Gerald Mandl
- Full name: Gerald Mandl
- Country (sports): Austria
- Born: 12 November 1970 (age 55) Graz, Austria
- Plays: Left-handed
- Prize money: $113,624

Singles
- Career record: 4–9
- Career titles: 0
- Highest ranking: No. 186 (123 February 1998)

Doubles
- Career record: 4–12
- Career titles: 0
- Highest ranking: No. 211 (12 August 1996)

Grand Slam doubles results
- Wimbledon: 1R (1996)

= Gerald Mandl =

Austrian tennis player

Gerald Mandl (born 12 November 1970) is a former professional tennis player from Austria.

==Biography==
A left-hander from Sankt Johann, Mandl first represented Austria at Davis Cup level in 1991, for a World Group qualifier against Great Britain in Manchester. His loss in the doubles with Thomas Muster gave the tie to the home side and he got a consolation win in the reverse singles by beating Jeremy Bates. When he next played for Austria in 1992 it was in another World Group qualifier, against Canada in Vancouver. He teamed up with Alex Antonitsch to beat Grant Connell and Glenn Michibata in the doubles, over five sets, which gave Austria a 2–1 lead. Antonitsch then won in the reverse singles to secure Austria's place in the World Group for 1993.

On the ATP Tour, Mandl made it to as high as 186 in the world, twice reaching the second round at the Austrian Open Kitzbühel and once in Munich. In doubles he was a quarter-finalist at Kitzbuhel in 1996 with Georg Blumauer.

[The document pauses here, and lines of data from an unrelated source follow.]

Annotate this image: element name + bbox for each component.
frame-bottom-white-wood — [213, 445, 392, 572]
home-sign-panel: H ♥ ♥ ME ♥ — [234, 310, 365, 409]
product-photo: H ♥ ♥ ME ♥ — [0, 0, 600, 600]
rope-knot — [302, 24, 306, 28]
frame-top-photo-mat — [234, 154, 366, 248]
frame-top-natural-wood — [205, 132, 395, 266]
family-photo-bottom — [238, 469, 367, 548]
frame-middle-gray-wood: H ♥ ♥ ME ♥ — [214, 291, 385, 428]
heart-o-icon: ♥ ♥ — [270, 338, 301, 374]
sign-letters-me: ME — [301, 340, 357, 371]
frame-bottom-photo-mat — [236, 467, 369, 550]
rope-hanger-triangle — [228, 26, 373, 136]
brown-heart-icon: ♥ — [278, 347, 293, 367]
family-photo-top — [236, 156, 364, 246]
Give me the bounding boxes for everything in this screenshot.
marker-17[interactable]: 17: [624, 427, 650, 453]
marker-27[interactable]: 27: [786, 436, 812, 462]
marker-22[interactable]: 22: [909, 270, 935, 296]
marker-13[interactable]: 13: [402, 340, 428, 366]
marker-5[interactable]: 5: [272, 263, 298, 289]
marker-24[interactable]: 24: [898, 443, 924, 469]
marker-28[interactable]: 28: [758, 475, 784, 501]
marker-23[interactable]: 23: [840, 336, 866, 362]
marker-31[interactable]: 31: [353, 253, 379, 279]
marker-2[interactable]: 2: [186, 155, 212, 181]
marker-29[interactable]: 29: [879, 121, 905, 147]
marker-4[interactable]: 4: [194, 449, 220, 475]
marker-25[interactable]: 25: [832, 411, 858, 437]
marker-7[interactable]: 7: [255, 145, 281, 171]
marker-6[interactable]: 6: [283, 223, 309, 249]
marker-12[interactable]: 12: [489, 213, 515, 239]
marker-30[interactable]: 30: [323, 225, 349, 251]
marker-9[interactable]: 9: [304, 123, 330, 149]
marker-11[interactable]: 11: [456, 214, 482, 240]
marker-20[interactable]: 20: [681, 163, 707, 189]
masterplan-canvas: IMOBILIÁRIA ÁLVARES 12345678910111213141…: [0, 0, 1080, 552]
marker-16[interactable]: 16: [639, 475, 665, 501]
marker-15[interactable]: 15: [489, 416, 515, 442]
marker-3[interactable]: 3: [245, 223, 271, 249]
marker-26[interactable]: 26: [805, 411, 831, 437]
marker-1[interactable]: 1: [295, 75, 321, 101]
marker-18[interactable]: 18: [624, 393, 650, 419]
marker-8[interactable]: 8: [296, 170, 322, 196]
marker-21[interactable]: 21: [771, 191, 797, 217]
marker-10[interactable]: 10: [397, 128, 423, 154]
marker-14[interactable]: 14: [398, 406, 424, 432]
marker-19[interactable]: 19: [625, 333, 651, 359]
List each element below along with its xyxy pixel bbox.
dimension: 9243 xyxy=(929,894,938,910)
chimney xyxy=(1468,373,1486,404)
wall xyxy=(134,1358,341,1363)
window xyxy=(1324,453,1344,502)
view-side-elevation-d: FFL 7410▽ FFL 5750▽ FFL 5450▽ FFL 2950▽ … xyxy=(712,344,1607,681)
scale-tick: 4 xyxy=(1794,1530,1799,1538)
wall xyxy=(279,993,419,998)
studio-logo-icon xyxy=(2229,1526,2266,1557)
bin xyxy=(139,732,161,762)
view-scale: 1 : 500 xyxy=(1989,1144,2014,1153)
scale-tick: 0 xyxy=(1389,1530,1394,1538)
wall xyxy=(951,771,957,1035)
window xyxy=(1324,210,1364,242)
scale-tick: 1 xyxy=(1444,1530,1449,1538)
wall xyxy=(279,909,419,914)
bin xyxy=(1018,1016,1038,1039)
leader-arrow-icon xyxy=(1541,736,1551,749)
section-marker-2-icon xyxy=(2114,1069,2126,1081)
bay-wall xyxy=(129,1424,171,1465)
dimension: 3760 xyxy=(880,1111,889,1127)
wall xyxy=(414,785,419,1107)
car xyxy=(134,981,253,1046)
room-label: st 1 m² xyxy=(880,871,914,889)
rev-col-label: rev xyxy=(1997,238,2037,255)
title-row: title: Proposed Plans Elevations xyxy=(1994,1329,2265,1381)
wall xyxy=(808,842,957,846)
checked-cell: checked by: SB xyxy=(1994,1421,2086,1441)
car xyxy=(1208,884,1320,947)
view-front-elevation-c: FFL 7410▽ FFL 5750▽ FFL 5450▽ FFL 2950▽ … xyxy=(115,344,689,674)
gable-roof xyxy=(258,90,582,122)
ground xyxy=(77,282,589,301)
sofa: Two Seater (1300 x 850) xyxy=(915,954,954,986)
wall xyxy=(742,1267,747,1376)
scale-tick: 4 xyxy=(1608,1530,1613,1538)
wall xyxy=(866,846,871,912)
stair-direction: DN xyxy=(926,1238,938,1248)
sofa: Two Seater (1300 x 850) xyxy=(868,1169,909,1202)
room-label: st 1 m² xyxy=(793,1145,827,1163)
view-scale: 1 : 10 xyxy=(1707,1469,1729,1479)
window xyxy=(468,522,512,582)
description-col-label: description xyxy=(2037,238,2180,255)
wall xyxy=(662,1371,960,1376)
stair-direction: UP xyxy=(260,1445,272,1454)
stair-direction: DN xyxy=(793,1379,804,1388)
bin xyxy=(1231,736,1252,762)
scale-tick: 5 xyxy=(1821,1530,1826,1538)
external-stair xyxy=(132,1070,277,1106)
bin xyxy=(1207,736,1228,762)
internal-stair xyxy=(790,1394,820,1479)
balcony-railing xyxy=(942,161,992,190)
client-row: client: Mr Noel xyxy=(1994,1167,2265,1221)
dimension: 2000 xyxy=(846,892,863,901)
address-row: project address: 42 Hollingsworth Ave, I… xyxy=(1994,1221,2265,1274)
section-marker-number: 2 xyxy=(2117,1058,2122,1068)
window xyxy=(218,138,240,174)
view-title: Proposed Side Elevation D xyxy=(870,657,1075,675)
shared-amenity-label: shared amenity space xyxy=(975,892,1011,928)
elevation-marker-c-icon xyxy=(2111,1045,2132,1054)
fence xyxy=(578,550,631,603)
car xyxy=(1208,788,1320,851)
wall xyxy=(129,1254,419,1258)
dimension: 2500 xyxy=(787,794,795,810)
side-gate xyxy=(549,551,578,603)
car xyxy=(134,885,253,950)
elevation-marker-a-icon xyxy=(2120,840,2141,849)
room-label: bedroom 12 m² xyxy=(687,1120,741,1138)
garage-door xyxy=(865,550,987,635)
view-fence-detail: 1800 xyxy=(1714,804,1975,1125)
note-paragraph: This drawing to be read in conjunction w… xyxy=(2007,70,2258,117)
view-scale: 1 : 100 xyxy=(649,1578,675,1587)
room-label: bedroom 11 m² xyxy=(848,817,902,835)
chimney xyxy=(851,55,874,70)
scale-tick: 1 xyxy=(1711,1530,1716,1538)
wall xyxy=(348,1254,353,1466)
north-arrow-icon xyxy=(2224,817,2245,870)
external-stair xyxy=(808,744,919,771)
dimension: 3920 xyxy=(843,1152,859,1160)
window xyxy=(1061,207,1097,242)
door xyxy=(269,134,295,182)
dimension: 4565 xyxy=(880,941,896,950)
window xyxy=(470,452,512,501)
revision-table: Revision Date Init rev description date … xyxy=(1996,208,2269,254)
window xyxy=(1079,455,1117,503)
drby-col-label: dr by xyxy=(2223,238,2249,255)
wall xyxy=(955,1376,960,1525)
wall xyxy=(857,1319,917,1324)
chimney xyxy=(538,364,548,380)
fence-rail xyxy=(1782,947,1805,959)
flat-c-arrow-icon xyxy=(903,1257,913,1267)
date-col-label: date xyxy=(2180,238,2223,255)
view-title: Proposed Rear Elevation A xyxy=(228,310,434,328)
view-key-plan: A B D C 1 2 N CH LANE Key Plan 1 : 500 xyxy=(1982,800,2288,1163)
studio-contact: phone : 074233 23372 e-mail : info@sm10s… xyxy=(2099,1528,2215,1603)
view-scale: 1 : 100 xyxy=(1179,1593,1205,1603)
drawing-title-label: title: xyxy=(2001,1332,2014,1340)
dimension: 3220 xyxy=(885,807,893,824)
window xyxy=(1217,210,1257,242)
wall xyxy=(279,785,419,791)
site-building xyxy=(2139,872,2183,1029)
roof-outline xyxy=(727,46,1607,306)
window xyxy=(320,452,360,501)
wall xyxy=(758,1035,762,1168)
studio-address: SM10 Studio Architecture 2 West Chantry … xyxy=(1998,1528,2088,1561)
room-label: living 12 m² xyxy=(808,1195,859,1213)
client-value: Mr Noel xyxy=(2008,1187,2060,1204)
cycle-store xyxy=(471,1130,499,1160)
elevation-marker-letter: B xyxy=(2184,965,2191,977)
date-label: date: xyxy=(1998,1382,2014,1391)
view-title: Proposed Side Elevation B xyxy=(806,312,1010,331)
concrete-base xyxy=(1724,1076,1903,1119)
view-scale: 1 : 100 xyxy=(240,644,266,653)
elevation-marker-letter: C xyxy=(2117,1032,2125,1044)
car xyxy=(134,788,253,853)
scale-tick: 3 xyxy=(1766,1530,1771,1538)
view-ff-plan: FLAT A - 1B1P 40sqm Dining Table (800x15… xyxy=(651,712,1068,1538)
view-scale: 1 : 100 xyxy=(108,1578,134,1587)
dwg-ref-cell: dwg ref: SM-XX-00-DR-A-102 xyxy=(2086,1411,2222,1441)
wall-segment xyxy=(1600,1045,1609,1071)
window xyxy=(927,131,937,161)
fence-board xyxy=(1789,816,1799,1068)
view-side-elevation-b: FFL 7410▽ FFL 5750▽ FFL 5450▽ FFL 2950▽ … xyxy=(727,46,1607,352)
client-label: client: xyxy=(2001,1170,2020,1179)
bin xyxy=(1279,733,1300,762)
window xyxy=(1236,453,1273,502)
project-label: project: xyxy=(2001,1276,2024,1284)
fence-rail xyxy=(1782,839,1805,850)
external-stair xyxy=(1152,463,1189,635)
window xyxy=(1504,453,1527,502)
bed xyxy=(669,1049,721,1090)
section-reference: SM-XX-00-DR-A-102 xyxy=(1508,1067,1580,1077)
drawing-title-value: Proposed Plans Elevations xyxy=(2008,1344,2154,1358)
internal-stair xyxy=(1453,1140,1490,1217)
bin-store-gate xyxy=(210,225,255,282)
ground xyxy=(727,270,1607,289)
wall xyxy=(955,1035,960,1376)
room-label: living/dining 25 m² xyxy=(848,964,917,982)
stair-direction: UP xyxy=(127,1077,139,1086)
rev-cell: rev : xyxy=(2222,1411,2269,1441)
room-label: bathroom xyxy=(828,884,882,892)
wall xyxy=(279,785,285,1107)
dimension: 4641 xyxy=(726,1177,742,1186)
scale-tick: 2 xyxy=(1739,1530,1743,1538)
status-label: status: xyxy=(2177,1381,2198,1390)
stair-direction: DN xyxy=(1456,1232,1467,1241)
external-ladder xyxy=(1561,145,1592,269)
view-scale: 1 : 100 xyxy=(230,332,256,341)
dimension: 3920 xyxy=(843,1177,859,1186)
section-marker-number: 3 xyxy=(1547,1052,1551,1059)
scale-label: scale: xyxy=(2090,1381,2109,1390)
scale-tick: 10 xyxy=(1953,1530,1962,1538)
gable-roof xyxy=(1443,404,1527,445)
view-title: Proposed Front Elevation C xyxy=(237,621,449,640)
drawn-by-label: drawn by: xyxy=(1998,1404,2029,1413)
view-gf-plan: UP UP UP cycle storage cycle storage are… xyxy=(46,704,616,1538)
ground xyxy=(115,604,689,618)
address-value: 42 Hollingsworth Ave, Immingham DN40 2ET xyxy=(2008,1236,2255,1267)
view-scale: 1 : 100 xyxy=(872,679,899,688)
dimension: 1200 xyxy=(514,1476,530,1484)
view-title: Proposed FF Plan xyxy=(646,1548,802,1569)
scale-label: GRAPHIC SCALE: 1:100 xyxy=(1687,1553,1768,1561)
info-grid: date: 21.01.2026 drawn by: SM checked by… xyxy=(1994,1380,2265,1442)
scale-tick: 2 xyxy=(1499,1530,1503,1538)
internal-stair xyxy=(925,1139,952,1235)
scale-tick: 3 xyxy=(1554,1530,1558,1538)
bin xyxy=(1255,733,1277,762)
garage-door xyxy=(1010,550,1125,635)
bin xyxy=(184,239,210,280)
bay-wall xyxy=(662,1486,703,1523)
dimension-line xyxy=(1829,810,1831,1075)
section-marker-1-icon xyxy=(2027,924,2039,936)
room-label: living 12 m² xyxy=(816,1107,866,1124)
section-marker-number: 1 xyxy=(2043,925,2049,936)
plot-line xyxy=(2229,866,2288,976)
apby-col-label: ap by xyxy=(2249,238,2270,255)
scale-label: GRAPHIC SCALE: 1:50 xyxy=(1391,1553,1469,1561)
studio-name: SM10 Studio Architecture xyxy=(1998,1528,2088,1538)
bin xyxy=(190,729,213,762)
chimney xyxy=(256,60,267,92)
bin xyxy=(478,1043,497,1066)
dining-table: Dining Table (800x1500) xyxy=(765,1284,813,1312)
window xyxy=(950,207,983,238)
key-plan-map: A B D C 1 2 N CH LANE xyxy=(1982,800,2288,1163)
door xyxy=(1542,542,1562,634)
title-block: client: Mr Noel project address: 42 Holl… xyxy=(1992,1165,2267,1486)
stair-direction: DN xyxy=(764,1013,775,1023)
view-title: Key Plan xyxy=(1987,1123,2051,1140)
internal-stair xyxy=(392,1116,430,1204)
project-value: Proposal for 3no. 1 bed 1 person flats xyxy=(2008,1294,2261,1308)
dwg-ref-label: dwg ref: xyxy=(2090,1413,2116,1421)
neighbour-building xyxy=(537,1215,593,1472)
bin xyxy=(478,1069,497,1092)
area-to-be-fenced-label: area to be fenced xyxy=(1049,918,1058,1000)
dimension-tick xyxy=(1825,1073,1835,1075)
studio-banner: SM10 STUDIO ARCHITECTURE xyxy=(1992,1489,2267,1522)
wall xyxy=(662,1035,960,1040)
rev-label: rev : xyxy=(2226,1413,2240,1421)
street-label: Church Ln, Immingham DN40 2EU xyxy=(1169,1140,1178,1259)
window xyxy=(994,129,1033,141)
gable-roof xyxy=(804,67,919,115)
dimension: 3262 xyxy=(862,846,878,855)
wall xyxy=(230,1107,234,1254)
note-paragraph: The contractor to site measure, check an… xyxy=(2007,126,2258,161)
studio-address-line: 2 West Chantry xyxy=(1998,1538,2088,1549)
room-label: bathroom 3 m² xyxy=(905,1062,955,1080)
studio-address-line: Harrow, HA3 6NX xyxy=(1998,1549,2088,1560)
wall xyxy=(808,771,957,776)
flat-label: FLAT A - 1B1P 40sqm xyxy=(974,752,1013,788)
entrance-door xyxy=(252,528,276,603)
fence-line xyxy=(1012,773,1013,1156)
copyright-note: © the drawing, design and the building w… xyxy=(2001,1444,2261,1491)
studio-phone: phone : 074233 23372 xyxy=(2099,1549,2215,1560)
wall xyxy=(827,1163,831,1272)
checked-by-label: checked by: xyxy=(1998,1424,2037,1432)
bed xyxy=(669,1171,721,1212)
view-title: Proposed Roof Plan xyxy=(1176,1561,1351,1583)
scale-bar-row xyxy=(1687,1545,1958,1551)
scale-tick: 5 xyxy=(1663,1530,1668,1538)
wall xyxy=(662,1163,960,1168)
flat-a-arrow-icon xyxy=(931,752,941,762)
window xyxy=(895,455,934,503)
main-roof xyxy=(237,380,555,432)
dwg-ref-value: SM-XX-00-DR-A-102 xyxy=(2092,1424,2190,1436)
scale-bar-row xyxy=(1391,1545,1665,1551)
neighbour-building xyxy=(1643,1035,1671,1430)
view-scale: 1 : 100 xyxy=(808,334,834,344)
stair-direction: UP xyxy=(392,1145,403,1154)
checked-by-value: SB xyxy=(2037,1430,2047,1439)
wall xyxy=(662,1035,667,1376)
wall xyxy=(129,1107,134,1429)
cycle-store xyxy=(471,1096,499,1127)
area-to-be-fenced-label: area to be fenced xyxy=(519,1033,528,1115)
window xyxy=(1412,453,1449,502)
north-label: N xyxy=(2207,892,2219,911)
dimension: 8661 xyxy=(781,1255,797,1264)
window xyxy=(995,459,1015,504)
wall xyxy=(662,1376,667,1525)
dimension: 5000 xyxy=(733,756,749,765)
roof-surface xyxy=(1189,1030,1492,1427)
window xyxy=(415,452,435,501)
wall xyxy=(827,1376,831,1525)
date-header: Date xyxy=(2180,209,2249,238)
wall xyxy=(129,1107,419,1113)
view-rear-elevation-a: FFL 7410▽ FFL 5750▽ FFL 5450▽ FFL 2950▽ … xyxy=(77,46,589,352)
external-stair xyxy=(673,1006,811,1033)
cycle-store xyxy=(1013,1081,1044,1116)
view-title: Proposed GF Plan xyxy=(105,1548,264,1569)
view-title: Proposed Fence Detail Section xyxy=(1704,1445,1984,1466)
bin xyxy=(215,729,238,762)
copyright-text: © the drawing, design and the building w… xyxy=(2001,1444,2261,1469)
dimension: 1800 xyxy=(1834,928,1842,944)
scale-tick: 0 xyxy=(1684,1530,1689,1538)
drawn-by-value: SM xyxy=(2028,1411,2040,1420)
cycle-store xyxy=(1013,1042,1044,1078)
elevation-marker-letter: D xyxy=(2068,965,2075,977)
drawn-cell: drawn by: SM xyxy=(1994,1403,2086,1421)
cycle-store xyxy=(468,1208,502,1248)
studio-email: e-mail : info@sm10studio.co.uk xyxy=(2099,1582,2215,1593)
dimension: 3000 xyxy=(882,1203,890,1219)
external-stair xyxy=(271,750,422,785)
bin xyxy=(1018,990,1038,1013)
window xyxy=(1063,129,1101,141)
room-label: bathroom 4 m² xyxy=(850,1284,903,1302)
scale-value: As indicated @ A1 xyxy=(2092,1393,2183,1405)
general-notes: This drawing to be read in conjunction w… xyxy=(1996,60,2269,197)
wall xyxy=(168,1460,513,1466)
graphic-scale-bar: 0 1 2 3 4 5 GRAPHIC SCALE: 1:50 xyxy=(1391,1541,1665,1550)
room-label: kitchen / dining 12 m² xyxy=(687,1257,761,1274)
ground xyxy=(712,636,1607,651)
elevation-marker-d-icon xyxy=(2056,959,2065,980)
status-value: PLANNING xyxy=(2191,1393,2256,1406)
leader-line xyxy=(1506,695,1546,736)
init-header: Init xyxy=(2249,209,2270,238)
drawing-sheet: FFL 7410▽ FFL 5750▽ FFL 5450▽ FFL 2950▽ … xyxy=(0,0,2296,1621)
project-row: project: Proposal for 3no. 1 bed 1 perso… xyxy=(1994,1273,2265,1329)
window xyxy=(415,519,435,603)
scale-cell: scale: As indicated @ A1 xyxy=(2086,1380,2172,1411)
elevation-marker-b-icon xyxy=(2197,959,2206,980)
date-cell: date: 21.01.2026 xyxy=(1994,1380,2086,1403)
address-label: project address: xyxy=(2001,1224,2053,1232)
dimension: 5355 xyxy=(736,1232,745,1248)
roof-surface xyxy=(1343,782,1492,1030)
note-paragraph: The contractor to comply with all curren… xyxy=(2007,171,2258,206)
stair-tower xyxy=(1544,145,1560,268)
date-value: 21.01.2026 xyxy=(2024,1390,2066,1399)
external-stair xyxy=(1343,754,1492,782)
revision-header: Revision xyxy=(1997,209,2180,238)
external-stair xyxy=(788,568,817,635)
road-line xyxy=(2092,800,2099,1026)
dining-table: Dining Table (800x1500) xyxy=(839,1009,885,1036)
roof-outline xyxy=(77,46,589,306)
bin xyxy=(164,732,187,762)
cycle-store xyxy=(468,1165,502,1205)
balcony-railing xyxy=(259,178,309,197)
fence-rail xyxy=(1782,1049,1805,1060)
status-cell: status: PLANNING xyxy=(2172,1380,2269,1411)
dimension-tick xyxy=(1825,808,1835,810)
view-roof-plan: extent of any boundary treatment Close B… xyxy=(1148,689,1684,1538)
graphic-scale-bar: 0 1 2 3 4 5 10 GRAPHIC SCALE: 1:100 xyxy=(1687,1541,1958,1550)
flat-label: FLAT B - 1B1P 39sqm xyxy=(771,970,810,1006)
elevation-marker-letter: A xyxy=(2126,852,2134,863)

His only Grand Slam main draw appearance was in doubles, partnering Macedonian player Aleksandar Kitinov at the 1996 Wimbledon Championships. They had to battle through the qualifying rounds, securing a spot in the main draw with a five set win, before they were beaten in the first round by Richey Reneberg and Jim Grabb.

After a four-year absence he was selected for the Davis Cup again in 1997, for a tie against Zimbabwe. He played his fourth and final tie in Israel the following year and finished with a 2/4 overall record in Davis Cup matches.

Mandl now runs a tennis academy in Salzburg. He is a former coach of Anke Huber and Barbara Schett.